Gaslighting occurs when businesses sense that they lack a central problem, or have evidence that this may be the case, and ignore it in the hope that they are wrong. This rarely works as a strategy, unless the intention is to leave everyone concerned with a bad taste in their mouth. Instead, if you find yourself in this situation, you should ask this question: if this wasn’t the central problem that we can solve, what is?

How do you find a central problem? Something robust that will propel your business towards a hungry customer base? 

Firstly, you will focus on solving one big problem, rather than lots of small ones. Solutions do have lots of benefits and can solve many problems, but there should always be one core one. Something people can recognise and really care about. Something easy to communicate.

Next, this problem will be something that affects your customers both frequently and acutely. They feel pain whenever it happens and are constantly reminded of it.
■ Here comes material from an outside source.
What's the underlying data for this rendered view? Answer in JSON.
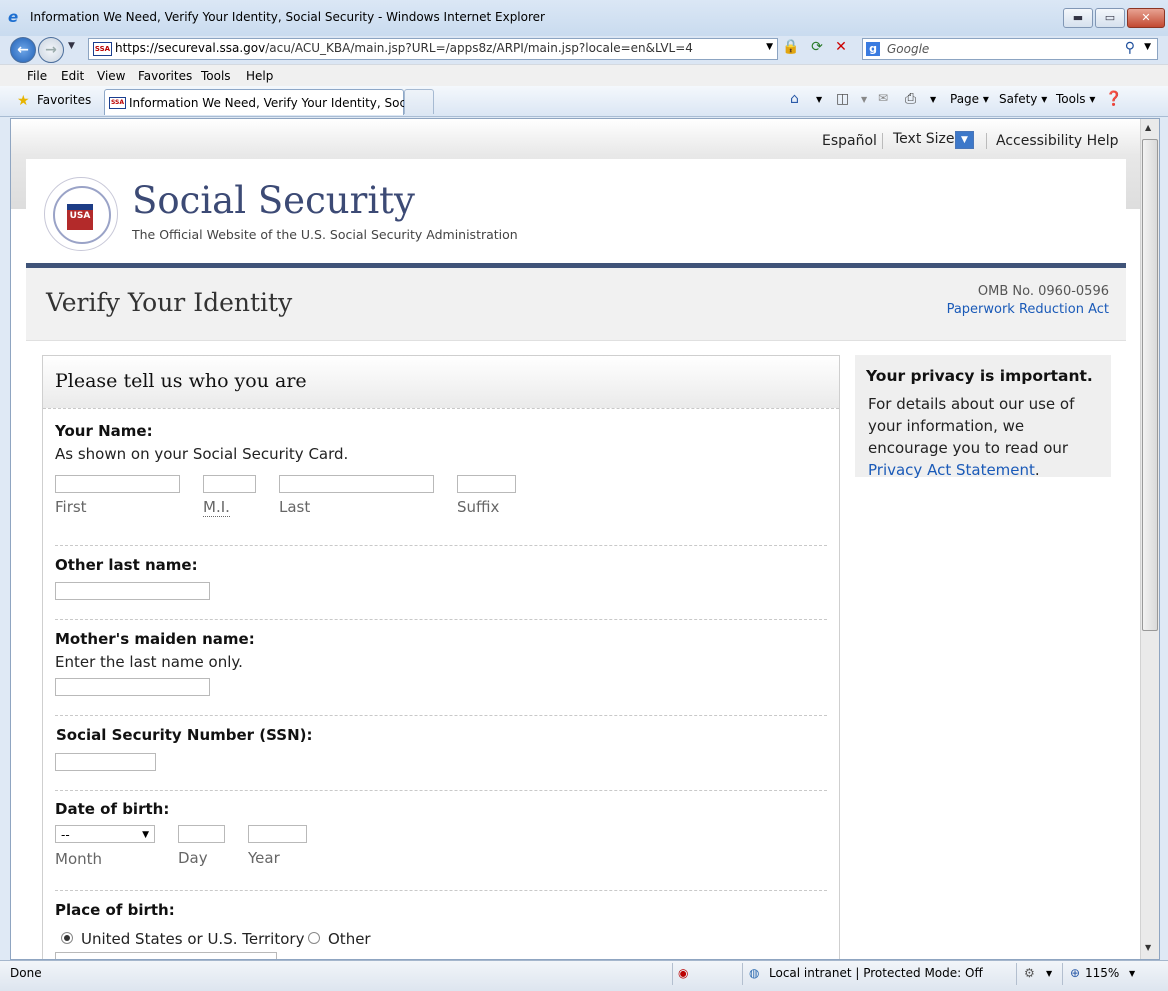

These are important because they create a sense of urgency and break down that crucial barrier that you have to hurdle: the need to get them to pay. Someone refusing to pay for a solution is the surest indication that there isn’t a strong enough need. You may be able to temporarily prolong the life of your company by offering freemium access, but the truth won’t change: the people you need to become your customers aren’t paying. The true test of a freemium model, or a free service you hope to monetise in some way, is that customers would be willing to pay for it.

Finally, it must be a problem that lots of people have. Something that is as universal as possible, so it can cross artificial demographic and psychographic boundaries, and reach large markets.

So if you have a single central problem that inflicts pain, frequently, on a large number of people, you have what you need. If you don’t, then you are either in that phase of discovery which all entrepreneurs must progress through, or you are gaslighting. Which is it?